You can modify this preset behavior by modifying the following settings:

The interval between fault monitor probes (Thorough_probe_interval).
The timeout for fault monitor probes (Probe_timeout).
The detailed probe on the application (DETAILED_PROBING).

Operation of the Oracle Communications ASAP Probe

The following list explains how the Oracle Communications ASAP probe operates:

The sqlplus command is used to query the database for the list of configured processes. The status utility provides information about all the running ASAP application process. The HA ASAP agent compares the output of the sqlplus command with the output of the status command. If the Control Server process is not started, probe returns 100. If all the processes configured in the database are started, the probe returns 0. If the probe detects that any of the processes are not available, the status message for the resource is set to proc_name terminated.
The probe returns 0 if the DB connection fails and the service is then put in to DEGRADED status. When the DB comes back up, the monitor program identifies the DB connectivity and changes the resource status to ONLINE.
If an application process managed by the Control Server terminates abnormally, the Control Server would try to restart the terminated process. The Control Server uses RESTART_ATTEMPTS and RESTART_DELAY attributes configured in the ASAP.cfg file to restart the terminated process. If the Control Server fails to restart within the time calculated using RESTART_ATTEMPTS and RESTART_DELAY, it might require a restart of complete ASAP system based on the criticality of the process.

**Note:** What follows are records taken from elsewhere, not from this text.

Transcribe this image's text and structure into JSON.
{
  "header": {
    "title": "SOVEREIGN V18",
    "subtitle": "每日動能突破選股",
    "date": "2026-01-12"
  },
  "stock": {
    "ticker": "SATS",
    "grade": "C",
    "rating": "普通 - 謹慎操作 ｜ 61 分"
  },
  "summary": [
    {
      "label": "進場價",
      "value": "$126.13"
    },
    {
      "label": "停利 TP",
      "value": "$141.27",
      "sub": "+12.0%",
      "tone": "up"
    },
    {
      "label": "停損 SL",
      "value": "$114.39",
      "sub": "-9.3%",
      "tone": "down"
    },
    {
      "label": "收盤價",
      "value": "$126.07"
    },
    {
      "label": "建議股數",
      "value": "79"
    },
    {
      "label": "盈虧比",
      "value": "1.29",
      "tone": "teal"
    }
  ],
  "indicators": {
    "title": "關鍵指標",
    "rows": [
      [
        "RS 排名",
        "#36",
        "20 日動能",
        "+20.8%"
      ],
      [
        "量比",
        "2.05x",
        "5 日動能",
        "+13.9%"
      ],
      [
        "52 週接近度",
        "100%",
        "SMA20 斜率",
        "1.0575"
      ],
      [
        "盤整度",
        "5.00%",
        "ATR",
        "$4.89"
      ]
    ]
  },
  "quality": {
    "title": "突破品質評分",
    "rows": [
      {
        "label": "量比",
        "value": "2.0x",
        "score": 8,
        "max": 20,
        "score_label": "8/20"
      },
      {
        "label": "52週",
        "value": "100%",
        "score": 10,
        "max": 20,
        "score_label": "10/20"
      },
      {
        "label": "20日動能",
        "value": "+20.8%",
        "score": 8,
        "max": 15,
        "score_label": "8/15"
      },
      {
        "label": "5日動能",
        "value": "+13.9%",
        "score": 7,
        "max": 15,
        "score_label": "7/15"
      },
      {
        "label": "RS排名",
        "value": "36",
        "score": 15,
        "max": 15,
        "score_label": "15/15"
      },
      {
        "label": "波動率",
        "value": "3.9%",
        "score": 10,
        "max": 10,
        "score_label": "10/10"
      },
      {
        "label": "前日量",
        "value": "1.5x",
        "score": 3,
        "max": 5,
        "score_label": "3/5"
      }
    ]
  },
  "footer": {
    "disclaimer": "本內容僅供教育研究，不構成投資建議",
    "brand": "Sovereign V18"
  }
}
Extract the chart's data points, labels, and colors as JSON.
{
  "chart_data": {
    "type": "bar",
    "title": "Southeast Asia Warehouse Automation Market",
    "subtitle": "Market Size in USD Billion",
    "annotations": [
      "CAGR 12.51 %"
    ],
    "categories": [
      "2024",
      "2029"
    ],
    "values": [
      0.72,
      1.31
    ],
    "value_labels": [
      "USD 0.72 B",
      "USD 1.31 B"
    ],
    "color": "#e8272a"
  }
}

If the CRITICAL_PROCESS_LIST property is set, it means the process listed is critical to the running of ASAP system. If the process in the list terminates abnormally and if the Control Server fails to restart the process, the highly available ASAP agent would restart the resource.

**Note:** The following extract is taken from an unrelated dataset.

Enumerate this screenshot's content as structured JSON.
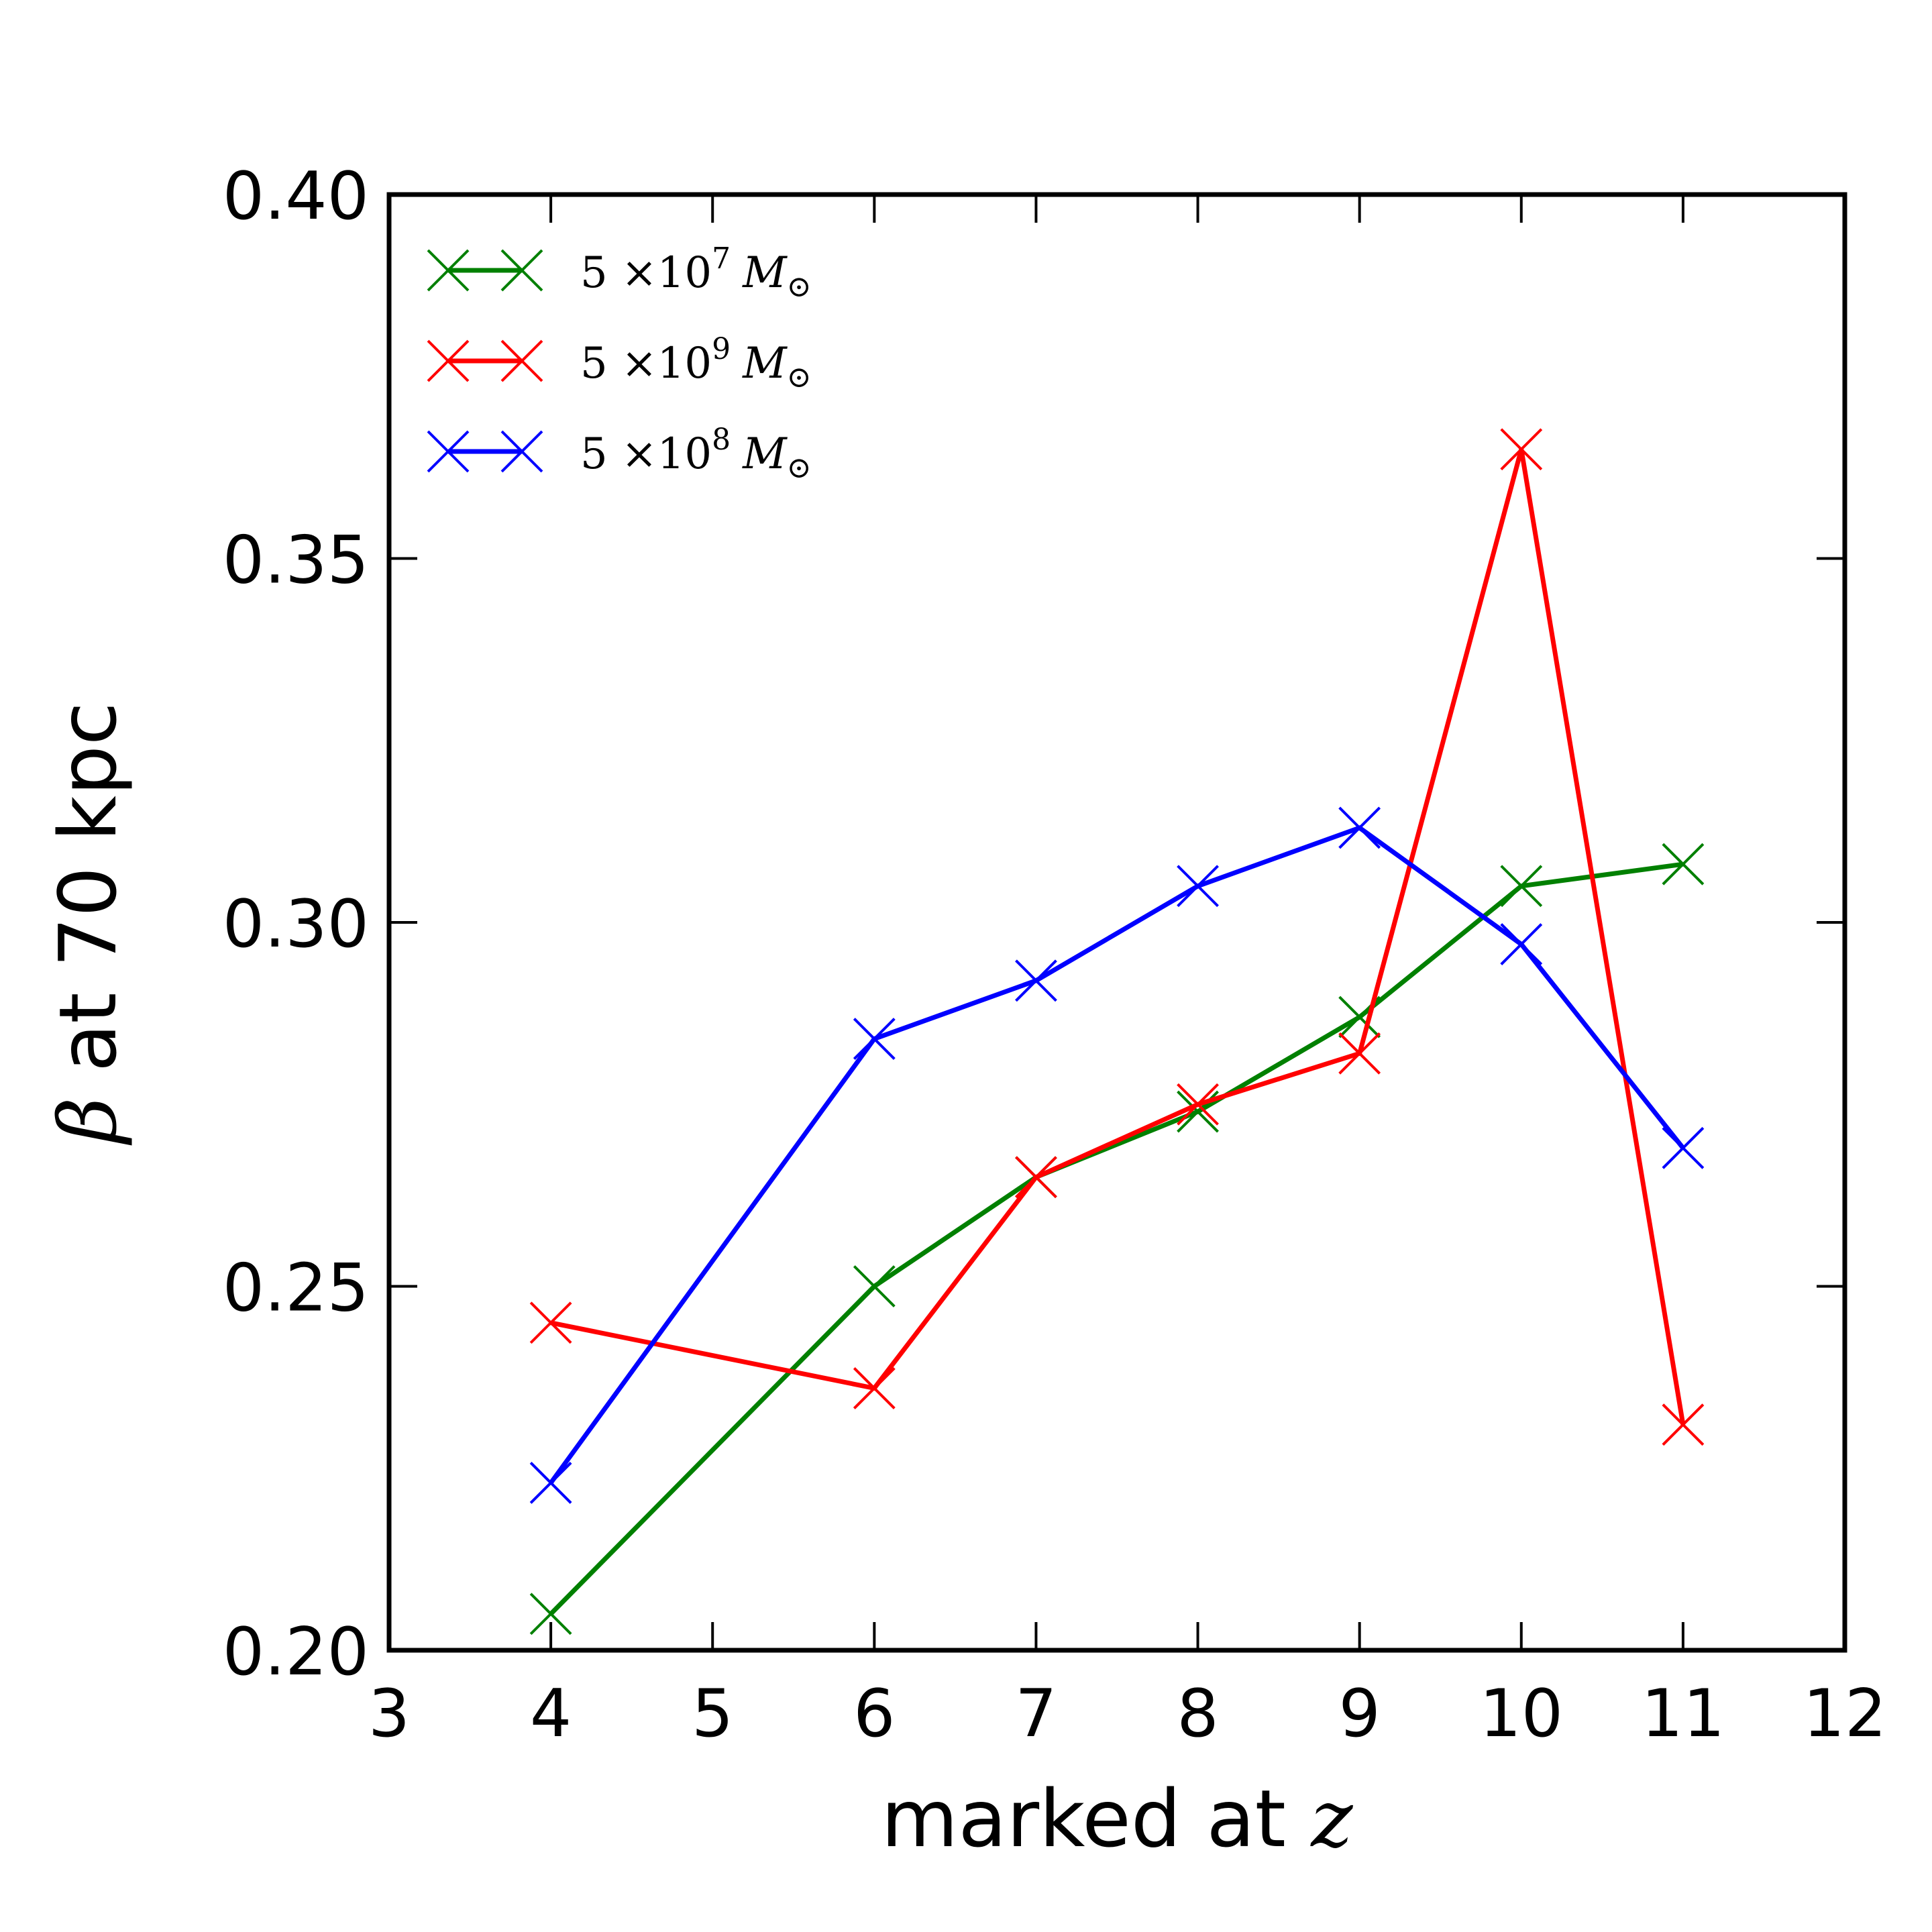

The agent probe returns 100 if Control Server is terminated and the highly available ASAP resource will either get restarted on the same node or failed over to the next available node.
If the UNMONITORED_PROCESS_LIST property is set, the agent will not report a status message when the selected process is stopped. The probe method periodically logs a message that the selected process is unmonitored. You can perform maintenance operations without being restarted by the Oracle Communications ASAP agent if the process is intentionally stopped. The agent will not report a status message when the selected process is stopped. You must make sure that the process is enabled for monitoring after performing maintenance by removing the process name from the property.
If the DETAILED_PROBING is set to true, the agent probe executes the run_suite command followed by an SQL query to the ASAP SARM database to get the status of the work order.